57. La crise financière de 2008 a également mis en exergue la
vulnérabilité des institutions démocratiques et des intérêts financiers
du pays à la corruption et aux conflits d’intérêt. Bien que l’Islande
reste dans le haut du classement de l’indice de perception de la
corruption établi par «Transparency International», la corruption est
devenue de plus en plus un sujet de préoccupation et de débat politique
dans le pays et a contribué à la chute de deux gouvernements successifs
ces dernières années. Dans un tel contexte, l’absence de stratégie cohérente
pour lutter contre la corruption et promouvoir l’intégrité au sein
des institutions publiques, comme l’a noté le GRECO dans son rapport
sur l’Islande entrepris dans le cadre de son Cinquième Cycle d’Évaluation, est
difficilement compréhensible. Je recommande donc aux autorités islandaises
d’élaborer en priorité une stratégie cohérente et globale sur les
questions ayant trait à la corruption et à l'intégrité dans les
institutions publiques, qui prenne pleinement en compte les recommandations
formulées par le GRECO dans ses rapports d’évaluation sur l’Islande
de Quatrième et Cinquième Cycles, et en particulier:
- de développer une stratégie
afin d’améliorer l’intégrité et la gestion des conflits d’intérêts
des personnes occupant de hautes fonctions de l’exécutif au sein
du gouvernement, ainsi que des codes de conduite clairs et harmonisés
à leur intention;
- de revoir les règles concernant les activités accessoires
ainsi que celles encadrant l’emploi après la cessation des fonctions
au sein du gouvernement;
- de garantir le financement approprié des services répressifs
et de définir un processus de nomination et de promotion précis,
transparent, basé sur le mérite et exempt de toute ingérence politique.

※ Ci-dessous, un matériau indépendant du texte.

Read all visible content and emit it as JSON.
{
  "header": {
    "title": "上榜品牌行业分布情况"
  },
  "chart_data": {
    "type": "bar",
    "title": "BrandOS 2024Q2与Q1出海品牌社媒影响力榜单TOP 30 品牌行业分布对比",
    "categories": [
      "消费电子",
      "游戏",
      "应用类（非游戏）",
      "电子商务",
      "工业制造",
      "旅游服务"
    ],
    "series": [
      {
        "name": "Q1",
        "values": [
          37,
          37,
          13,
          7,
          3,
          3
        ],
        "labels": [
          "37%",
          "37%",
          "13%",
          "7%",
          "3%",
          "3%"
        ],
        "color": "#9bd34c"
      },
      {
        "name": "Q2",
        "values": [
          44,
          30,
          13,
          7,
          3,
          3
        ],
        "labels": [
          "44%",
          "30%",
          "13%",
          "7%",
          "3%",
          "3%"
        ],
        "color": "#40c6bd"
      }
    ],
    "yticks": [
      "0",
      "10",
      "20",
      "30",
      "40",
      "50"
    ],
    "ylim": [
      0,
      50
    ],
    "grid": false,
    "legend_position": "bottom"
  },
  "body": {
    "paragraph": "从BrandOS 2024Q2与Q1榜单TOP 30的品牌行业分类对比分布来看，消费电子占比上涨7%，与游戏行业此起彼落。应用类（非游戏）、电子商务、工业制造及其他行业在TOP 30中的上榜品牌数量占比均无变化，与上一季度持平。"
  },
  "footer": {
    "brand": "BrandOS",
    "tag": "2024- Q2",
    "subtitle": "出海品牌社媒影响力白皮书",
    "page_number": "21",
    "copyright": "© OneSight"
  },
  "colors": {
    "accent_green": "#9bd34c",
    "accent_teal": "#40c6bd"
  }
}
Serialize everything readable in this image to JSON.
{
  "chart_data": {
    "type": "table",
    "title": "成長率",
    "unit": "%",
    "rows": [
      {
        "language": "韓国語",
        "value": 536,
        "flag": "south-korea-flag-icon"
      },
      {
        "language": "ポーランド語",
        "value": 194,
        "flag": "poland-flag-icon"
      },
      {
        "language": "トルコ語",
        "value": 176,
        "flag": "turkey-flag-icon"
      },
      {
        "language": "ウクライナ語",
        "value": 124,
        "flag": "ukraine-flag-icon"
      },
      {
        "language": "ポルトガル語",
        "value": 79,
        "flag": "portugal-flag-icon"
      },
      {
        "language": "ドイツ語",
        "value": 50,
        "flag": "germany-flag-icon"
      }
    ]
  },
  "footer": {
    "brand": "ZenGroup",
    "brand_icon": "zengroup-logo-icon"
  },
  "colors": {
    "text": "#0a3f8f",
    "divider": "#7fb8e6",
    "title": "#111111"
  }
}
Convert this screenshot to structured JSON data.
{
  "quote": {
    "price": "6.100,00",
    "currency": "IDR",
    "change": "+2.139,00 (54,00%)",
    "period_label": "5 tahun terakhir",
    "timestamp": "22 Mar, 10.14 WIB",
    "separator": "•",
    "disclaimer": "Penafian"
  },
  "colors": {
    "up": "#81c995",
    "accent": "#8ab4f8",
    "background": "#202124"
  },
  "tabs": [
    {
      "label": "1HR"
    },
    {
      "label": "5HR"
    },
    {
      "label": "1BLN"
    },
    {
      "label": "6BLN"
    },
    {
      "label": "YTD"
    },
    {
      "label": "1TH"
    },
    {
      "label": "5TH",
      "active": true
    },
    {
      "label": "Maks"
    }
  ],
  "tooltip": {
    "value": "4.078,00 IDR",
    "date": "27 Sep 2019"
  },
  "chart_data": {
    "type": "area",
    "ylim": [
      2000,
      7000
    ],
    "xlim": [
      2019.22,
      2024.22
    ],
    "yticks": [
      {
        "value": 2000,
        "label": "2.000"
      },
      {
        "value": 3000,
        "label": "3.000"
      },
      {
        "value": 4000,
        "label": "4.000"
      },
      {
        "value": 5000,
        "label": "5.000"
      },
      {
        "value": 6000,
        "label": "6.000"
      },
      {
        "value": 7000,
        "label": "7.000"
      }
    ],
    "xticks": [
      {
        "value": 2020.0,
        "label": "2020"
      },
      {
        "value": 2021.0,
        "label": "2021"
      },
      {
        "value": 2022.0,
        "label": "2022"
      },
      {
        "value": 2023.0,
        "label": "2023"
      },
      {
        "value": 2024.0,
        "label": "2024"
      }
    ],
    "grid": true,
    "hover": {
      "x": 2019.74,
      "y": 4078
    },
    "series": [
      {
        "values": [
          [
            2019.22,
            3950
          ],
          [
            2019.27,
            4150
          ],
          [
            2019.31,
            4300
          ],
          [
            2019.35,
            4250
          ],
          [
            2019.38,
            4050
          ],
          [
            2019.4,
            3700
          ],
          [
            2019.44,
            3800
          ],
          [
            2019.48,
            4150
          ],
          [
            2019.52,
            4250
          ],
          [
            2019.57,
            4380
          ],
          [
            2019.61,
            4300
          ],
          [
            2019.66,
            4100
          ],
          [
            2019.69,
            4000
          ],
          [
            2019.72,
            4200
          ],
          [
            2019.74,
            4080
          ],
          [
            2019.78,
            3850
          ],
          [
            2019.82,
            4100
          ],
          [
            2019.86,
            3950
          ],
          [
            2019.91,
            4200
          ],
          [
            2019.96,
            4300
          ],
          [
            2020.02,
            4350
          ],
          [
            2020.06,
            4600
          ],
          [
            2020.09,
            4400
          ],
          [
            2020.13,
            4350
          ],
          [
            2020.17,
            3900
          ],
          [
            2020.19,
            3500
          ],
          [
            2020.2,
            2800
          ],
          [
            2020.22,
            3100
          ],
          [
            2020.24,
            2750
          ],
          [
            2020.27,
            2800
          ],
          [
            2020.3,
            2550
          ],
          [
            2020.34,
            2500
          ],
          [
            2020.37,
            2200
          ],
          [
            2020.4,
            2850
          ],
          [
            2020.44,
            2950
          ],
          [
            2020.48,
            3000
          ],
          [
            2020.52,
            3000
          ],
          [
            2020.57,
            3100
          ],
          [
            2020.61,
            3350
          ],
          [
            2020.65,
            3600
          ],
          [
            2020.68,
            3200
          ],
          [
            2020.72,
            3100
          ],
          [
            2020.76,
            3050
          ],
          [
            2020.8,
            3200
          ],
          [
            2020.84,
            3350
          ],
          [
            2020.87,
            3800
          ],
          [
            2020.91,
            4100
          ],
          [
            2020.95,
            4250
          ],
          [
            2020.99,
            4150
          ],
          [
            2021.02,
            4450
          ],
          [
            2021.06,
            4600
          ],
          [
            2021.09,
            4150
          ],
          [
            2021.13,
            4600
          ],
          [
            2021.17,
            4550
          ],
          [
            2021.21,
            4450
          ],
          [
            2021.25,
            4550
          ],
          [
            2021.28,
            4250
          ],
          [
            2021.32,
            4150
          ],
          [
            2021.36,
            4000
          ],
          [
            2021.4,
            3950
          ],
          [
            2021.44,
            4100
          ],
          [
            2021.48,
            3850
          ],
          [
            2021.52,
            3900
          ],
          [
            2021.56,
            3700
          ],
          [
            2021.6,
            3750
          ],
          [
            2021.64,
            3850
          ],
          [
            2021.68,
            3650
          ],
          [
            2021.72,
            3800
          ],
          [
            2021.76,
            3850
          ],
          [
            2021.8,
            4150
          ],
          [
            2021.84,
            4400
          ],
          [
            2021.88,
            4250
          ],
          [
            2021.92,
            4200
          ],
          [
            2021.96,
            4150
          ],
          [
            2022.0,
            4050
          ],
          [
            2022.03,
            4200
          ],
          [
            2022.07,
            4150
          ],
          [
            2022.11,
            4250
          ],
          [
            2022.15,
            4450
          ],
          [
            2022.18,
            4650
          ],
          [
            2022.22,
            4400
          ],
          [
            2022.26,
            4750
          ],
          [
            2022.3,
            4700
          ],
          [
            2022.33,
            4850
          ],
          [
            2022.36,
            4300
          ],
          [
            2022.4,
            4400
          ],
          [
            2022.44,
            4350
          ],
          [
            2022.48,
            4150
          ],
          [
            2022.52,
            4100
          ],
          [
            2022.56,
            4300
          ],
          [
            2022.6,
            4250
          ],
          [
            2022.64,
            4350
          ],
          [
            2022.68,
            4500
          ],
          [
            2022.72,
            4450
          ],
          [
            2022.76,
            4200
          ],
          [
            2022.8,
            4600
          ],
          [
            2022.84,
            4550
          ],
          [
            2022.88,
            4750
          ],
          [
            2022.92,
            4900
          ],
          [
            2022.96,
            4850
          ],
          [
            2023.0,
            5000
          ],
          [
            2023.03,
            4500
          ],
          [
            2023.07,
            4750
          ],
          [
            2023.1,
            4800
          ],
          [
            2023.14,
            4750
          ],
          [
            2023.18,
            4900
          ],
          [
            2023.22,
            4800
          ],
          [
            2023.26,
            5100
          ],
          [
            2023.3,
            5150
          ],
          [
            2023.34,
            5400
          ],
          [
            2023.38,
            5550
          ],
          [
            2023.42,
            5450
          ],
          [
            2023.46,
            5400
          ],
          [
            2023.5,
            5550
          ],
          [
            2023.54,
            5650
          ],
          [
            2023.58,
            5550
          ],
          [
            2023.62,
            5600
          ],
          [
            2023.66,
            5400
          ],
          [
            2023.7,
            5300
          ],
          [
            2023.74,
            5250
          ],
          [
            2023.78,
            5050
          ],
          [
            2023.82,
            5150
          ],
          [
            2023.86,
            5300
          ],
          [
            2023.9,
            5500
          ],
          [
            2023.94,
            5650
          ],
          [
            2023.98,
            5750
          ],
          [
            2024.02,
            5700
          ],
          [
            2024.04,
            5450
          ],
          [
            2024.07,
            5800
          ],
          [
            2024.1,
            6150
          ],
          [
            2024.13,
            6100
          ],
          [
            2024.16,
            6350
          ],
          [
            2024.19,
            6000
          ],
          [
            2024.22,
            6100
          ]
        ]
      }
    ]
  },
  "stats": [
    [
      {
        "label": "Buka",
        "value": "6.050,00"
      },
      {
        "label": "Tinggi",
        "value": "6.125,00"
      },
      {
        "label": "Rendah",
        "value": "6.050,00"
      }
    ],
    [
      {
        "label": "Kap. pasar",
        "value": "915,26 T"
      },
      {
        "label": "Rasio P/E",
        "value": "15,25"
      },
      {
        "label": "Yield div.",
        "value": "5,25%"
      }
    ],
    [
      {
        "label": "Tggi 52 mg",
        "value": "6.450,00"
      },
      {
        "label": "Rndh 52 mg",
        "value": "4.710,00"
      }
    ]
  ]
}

58. L’Islande devrait compléter ses acquis en matière de protection
des droits et libertés fondamentaux. La mise en place d’une institution
nationale des droits de l’homme, conformément aux normes internationales, renforcerait
encore ce bilan et est recommandée. Malgré sa réputation de nation
très inclusive, l’Islande ne dispose toujours pas d’un cadre législatif
complet de lutte contre la discrimination, ni de mécanismes institutionnels
chargés de promouvoir sa mise en œuvre dans tous les domaines de
la vie, notamment pour combattre le racisme et la discrimination
raciale. Dans le droit fil des recommandations de l’ECRI et du Commissaire
aux droits de l’homme, je recommande ainsi aux autorités d’élaborer
une législation anti-discrimination complète.
59. L’Islande affiche de bons résultats en matière d’égalité entre
les femmes et les hommes, et le pays est généralement considéré
comme un modèle à suivre. Des inégalités subsistent toutefois, notamment
en ce qui concerne la représentation des femmes aux hautes fonctions
de l’exécutif, et la violence domestique et sexuelle à l’égard des
femmes demeure un sujet de préoccupation qui mérite l’attention
constante des autorités.
60. L’Islande dispose d’un cadre juridique bien développé en ce
qui concerne les droits des personnes LGBTI, qui est toutefois fragilisé
par l’absence déjà évoquée d’une législation complète de lutte contre
la discrimination. Malheureusement, de plus en plus de rapports
font état de propos haineux à l'encontre des personnes LGBTI.